2002: Silva is working as a housemaid at Chatsworth when her father suddenly dies, leaving her with one instruction – find Molly.
The only clue is a haunting song, centuries old, that Molly recorded before she vanished. The only person who can help Silva fulfil her father’s dying wish is song collector, Robbie Nightingale. They were teenage sweethearts, but Silva’s not spoken to Robbie for decades. If they try to find Molly, what else will they discover? For Molly is not the only girl to have disappeared. Silva’s mother, Sukey, vanished when Silva was a child, leaving her with scars that Robbie once tried to heal.
A modern day Downton Abbey set at Chatsworth House, England’s most famous stately home. The Keeper of Songs is inspired by the work of Mercury Music Nominated folk singer and song collector, Sam Lee and by Bella Hardy’s song ‘Henry & Clara,’ which is based on real events – the murder of ‘The Runaway Lovers’ in the Winnats Pass in the Peak District.
The dual timeline and stories of Molly and Silva are told individually at first and yet slowly become intertwined to become one. The first Silva becomes aware of Molly is when her father utters his last words, then it is just a question of finding out who Molly is, where she is and why is she the last person Silva’s father thought of.

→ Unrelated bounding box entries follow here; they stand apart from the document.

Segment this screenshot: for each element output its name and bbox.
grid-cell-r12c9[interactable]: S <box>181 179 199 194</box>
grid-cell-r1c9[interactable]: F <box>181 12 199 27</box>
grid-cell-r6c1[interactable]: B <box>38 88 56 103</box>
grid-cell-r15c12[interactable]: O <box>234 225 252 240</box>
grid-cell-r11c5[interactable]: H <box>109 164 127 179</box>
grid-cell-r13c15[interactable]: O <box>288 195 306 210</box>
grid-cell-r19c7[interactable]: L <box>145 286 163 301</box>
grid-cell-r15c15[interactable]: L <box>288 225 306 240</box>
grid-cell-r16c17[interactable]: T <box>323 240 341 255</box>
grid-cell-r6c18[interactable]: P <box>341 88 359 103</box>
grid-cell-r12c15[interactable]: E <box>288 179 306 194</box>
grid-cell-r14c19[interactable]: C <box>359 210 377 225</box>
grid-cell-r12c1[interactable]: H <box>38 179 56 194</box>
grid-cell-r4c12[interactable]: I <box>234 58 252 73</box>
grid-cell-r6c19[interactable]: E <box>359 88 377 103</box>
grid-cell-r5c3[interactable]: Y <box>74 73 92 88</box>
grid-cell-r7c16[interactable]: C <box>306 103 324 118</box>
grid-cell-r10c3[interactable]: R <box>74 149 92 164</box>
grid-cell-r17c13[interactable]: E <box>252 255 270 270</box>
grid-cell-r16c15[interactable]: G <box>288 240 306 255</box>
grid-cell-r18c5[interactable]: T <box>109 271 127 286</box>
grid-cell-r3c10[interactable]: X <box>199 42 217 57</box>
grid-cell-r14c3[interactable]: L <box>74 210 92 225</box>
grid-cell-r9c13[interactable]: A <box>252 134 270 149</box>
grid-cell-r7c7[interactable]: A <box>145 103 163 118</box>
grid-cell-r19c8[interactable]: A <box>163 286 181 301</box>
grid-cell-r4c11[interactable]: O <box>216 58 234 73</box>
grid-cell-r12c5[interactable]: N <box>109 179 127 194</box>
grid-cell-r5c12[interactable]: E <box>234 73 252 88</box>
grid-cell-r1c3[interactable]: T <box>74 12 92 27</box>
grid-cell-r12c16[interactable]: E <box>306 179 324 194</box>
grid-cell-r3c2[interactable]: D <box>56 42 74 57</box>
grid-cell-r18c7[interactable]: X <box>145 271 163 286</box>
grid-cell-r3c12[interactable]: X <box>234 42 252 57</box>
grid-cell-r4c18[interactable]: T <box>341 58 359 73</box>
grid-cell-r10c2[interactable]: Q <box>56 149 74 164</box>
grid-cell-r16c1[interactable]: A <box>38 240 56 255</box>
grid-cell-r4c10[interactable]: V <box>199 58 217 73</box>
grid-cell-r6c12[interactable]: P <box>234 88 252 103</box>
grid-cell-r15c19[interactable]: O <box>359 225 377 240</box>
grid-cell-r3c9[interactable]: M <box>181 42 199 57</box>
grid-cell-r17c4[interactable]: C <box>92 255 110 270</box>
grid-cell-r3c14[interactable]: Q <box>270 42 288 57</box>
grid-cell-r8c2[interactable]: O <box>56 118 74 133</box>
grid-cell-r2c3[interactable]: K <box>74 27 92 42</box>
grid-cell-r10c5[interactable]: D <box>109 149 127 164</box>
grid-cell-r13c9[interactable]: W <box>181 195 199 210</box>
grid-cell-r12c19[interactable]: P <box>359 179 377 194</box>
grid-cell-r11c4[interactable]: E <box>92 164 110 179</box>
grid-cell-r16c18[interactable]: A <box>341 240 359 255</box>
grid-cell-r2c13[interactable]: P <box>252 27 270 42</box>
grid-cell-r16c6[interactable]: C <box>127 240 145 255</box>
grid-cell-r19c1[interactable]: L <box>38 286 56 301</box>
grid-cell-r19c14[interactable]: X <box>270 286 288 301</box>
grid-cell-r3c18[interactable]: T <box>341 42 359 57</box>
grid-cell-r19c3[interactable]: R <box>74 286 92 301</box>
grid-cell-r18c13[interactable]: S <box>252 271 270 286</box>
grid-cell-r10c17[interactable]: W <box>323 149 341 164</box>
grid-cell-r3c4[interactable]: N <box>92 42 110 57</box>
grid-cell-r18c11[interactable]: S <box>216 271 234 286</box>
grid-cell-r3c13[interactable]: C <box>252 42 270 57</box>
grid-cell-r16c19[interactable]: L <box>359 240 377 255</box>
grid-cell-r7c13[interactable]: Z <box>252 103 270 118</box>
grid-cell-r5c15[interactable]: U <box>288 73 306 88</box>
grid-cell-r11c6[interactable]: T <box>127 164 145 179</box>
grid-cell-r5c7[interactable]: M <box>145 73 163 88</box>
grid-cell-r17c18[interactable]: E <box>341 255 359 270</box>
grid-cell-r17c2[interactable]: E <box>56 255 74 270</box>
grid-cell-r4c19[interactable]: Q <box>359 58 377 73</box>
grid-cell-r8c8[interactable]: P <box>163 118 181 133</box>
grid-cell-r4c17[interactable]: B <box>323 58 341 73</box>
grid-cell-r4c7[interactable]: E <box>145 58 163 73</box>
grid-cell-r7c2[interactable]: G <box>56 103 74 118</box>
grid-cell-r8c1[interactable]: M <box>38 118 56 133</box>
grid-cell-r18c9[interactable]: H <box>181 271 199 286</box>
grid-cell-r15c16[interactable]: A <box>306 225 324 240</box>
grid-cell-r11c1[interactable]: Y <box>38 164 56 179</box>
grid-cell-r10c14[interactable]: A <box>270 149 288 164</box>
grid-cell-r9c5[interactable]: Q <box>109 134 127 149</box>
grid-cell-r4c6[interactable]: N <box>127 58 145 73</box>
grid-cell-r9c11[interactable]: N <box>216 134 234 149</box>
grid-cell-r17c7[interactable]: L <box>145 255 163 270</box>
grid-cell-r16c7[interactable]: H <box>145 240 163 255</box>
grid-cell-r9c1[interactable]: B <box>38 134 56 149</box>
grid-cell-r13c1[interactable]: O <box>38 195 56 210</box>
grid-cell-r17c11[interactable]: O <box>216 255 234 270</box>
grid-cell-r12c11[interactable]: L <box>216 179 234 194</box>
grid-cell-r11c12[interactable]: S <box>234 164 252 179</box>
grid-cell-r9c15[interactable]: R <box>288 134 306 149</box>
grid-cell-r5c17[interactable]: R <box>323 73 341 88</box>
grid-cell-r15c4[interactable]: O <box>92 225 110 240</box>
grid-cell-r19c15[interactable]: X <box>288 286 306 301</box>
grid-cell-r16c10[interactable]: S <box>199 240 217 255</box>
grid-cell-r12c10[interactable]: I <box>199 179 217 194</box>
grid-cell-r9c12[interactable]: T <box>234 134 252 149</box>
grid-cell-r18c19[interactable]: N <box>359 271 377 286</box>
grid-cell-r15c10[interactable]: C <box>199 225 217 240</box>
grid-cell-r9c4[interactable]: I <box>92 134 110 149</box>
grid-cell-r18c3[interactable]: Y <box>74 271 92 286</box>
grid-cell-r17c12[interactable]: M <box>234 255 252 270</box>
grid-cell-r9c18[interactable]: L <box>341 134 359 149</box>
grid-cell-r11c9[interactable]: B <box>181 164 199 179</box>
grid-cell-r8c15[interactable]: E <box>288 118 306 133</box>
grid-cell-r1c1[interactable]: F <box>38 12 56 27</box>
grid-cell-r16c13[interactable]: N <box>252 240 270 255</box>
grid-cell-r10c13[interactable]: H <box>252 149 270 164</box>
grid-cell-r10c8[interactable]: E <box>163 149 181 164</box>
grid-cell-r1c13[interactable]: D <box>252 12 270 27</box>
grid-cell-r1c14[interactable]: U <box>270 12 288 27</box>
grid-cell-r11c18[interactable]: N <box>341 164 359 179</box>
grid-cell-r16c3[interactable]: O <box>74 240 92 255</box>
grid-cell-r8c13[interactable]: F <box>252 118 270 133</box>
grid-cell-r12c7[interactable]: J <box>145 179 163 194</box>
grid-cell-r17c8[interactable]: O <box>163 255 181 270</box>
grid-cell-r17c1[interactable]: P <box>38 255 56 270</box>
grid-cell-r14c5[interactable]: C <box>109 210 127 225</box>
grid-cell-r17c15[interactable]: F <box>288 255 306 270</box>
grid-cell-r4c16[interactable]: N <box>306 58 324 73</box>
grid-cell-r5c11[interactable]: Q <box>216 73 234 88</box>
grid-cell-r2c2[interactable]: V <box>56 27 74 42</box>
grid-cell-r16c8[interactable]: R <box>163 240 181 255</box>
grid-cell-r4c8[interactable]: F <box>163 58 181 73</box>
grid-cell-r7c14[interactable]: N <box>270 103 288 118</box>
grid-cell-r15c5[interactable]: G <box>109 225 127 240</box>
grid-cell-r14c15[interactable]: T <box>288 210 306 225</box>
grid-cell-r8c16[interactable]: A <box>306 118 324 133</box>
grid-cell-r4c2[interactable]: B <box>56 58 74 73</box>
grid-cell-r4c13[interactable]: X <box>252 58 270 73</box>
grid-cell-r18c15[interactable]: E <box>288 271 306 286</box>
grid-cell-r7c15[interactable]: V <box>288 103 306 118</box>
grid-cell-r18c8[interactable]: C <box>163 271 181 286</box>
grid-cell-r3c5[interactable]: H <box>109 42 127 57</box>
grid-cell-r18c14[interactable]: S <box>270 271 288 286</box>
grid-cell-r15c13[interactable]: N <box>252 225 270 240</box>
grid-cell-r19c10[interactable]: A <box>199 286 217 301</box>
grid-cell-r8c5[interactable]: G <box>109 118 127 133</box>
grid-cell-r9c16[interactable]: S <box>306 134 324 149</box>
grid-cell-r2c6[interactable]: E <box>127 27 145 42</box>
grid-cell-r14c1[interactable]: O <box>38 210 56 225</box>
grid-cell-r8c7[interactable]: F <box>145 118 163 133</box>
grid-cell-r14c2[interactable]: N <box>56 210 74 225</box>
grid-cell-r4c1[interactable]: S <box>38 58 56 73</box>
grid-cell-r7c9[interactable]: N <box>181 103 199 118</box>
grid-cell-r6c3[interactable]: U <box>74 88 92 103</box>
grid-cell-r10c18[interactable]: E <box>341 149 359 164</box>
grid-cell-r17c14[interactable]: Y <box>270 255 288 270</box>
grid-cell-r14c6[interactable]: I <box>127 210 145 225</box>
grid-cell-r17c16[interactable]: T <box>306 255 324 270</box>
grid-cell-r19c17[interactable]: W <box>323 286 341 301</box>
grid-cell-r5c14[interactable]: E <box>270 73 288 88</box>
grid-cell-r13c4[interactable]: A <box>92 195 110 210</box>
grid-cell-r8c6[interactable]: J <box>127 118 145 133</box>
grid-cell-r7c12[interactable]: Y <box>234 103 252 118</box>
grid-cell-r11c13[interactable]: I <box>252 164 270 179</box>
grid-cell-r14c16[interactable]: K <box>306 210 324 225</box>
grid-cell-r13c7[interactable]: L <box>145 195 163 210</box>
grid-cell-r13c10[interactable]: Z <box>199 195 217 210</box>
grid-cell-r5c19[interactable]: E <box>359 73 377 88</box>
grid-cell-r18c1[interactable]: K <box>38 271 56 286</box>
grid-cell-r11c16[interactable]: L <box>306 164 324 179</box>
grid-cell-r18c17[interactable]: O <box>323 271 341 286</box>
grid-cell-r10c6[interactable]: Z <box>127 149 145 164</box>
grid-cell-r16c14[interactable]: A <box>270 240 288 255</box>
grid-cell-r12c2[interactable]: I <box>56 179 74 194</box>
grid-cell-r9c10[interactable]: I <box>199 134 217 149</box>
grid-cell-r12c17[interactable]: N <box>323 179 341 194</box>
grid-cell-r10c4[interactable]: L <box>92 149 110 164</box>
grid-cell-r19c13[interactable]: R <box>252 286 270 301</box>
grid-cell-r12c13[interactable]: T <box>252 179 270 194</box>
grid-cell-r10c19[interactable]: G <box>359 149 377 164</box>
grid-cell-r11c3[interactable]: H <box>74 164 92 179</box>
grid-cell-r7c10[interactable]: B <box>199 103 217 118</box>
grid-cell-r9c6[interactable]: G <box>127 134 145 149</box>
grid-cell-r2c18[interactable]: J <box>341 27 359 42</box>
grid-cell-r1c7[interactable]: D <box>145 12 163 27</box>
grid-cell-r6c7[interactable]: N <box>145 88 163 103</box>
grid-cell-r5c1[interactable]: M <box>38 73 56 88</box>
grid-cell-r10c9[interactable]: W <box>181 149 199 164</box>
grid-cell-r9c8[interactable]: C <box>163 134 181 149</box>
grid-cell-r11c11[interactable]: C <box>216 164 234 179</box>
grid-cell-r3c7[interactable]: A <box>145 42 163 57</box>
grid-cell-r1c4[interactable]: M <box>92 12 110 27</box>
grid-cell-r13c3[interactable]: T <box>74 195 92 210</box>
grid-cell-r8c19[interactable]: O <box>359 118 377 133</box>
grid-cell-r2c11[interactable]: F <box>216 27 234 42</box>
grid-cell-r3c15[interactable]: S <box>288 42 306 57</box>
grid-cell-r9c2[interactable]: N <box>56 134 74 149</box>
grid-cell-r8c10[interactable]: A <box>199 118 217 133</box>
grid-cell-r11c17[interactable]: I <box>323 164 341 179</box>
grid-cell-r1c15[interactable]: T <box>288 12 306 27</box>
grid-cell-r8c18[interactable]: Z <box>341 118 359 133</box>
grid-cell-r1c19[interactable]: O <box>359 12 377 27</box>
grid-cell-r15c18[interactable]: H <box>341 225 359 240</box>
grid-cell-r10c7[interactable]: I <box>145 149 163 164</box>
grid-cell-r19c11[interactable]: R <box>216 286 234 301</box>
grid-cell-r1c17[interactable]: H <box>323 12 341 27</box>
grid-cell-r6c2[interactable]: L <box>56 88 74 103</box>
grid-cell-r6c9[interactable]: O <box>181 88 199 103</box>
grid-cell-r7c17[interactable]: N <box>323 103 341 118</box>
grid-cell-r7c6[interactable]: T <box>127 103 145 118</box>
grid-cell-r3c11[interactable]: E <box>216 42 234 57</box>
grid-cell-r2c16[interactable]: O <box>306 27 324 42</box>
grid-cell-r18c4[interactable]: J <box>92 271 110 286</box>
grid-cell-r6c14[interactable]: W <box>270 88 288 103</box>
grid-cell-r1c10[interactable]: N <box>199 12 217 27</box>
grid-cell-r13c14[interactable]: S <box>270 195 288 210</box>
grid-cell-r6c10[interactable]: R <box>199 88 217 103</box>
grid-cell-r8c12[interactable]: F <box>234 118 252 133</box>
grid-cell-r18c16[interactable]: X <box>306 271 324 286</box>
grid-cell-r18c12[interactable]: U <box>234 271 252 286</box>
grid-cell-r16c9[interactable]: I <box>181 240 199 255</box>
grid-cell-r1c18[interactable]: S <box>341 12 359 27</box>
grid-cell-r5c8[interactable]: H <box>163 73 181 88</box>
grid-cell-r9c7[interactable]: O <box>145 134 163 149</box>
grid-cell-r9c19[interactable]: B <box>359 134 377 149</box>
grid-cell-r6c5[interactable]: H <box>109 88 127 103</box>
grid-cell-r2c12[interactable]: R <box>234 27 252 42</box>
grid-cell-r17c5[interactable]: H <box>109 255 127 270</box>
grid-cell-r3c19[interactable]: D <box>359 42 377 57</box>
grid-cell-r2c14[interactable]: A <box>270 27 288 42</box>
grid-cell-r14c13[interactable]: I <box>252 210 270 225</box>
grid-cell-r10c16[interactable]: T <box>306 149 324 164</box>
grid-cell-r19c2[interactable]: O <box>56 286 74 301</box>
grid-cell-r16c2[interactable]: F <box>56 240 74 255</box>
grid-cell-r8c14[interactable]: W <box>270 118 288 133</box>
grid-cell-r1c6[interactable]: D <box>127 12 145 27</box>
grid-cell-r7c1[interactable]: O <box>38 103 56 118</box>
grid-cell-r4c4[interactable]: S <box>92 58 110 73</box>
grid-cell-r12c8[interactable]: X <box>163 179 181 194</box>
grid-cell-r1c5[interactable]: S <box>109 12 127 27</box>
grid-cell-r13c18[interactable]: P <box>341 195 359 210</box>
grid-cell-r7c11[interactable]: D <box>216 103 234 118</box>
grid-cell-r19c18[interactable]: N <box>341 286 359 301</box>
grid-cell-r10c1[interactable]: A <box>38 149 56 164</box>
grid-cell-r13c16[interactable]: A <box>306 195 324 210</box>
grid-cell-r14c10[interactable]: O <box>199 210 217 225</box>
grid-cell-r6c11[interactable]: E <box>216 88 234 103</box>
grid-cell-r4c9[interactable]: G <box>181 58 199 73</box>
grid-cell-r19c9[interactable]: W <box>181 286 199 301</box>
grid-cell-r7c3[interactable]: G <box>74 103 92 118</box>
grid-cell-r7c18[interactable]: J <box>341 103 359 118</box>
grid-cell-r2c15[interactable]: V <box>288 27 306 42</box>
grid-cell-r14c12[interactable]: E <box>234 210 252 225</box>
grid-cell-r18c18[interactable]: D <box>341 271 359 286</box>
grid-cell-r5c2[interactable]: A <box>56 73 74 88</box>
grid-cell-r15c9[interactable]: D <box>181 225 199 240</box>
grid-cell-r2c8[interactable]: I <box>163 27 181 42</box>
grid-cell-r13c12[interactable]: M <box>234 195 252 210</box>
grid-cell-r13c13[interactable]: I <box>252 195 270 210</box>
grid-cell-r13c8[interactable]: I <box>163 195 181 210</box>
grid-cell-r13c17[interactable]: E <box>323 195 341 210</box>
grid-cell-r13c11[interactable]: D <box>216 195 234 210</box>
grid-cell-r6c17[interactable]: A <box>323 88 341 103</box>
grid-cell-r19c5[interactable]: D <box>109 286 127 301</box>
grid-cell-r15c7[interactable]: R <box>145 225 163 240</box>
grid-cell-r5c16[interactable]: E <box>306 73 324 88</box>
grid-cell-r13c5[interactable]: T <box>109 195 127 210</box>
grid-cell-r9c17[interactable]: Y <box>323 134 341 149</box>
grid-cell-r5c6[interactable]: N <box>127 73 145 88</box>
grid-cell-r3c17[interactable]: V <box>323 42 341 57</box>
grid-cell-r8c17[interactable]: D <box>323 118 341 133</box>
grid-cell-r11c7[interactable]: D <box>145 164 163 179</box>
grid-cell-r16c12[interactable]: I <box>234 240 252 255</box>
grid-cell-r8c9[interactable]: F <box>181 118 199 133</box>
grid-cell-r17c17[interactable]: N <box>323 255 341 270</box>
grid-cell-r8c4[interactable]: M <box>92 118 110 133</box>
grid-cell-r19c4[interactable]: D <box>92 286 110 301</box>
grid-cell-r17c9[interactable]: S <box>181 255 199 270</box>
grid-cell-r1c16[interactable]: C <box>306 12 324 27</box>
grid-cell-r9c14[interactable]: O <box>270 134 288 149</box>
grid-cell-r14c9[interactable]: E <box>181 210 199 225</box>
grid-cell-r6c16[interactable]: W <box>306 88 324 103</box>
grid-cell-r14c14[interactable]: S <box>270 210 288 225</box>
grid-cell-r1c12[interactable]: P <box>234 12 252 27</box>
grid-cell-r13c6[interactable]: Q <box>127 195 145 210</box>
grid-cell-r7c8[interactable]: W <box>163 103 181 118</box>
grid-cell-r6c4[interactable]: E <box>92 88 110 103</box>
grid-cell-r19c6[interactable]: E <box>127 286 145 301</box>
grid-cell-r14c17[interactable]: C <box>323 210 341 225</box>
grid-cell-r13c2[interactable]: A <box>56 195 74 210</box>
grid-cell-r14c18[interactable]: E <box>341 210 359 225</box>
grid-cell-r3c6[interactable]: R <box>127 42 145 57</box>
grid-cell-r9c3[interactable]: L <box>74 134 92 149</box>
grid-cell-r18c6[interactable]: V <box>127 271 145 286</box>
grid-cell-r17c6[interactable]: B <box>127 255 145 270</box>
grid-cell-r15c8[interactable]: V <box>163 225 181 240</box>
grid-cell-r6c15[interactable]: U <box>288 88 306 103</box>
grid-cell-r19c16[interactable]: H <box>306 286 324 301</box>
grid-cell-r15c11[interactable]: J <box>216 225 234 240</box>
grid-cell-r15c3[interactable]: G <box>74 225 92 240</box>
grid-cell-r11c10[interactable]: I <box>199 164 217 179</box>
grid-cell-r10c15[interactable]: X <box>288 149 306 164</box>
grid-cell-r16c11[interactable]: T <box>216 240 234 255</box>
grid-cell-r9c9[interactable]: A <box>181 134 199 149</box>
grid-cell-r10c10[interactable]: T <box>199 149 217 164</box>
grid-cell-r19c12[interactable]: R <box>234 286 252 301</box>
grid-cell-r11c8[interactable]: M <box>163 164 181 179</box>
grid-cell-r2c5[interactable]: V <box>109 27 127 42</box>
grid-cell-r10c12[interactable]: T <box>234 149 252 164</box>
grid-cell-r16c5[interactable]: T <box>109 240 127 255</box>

At the very core of this story is one of the oldest traditions to pass information and history along – the tradition of oral history through the medium of folk songs. The modern day folk singers are the conduits for the men and women of the past, of their voices and experiences, they keep the songs and pass them on to the next generation, hence the keeper of songs.
Mountain combines history, factual events and the rich tradition of folklore and the truths of history. The difference is the folk song is usually told by the working men and women, the people whose voices aren’t heard or written in history books. If this book awakens an interest in the subject then I can only recommend tracing the extraordinary roots of these songs – some of them are quite surprising.
It’s a beautiful read that manages to combine multiple genres at the same time. The dual timeline lends itself to a modern and historical story, then a mystery and the magical realism of folk song is woven into the story to create a captivating read.